A tour operator is a travel business that designs, packages, and sells multi-day trips — combining flights, hotels, transfers, activities, and guides — either directly to travelers (B2C) or through retail travel agencies (B2B). They take operational and commercial responsibility for the trip.

In depth

Tour operators sit one layer above travel agencies in the value chain. A travel agency typically resells what someone else has built; a tour operator builds the product itself, contracts the suppliers, sets the price, and carries the financial risk if a departure does not fill or a supplier fails. In smaller markets, the same business often plays both roles.

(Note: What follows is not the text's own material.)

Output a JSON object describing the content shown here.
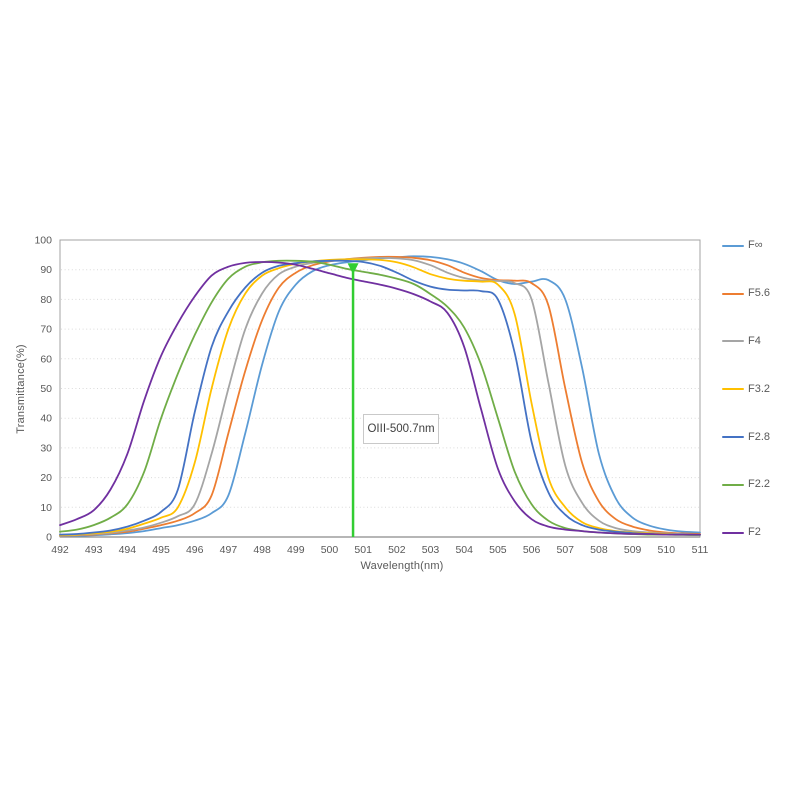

Most tour operators are outbound — they sit in the source market (France, the UK, the US) and sell trips to faraway destinations, working hand-in-hand with a local DMC that executes on the ground. The mirror role is the inbound tour operator, which is essentially a DMC by another name. Operators run both FIT (custom, one party at a time) and GIT (scheduled group departures), and the operational mix shapes everything from pricing logic to the software they need.

The modern tour operator stack replaces the legacy mix of Word proposals, Excel pricing sheets, Drive folders, and email threads with an integrated workspace: itinerary builder for proposals, CRM for the pipeline, supplier management for net rates, and analytics on which trips actually sell. Tools like TravelBuilderPro target this segment specifically, with a free forever plan and a 7-day full-feature trial on signup.

FAQ

What is the difference between a tour operator and a travel agency?

A tour operator builds and operates trips — contracting suppliers, setting prices, and carrying the operational risk. A travel agency typically resells trips built by tour operators or other suppliers to end travelers. Many businesses do both, but the distinction is who actually packages and runs the product.

What is the difference between a tour operator and a DMC?

A DMC (Destination Management Company) is the local operator inside the destination — handling logistics, suppliers, and on-the-ground execution. An outbound tour operator is based in the source market and sells the destination to its own clients, usually working through a DMC. An inbound tour operator and a DMC are essentially the same role.

What software do tour operators use?

Modern tour operators use integrated workspaces that combine itinerary building, CRM, supplier management, and analytics — replacing the legacy Word + Excel + Drive + email stack. TravelBuilderPro is one such option for small-to-mid-size operators; Tourwriter and similar legacy suites are common at larger operators.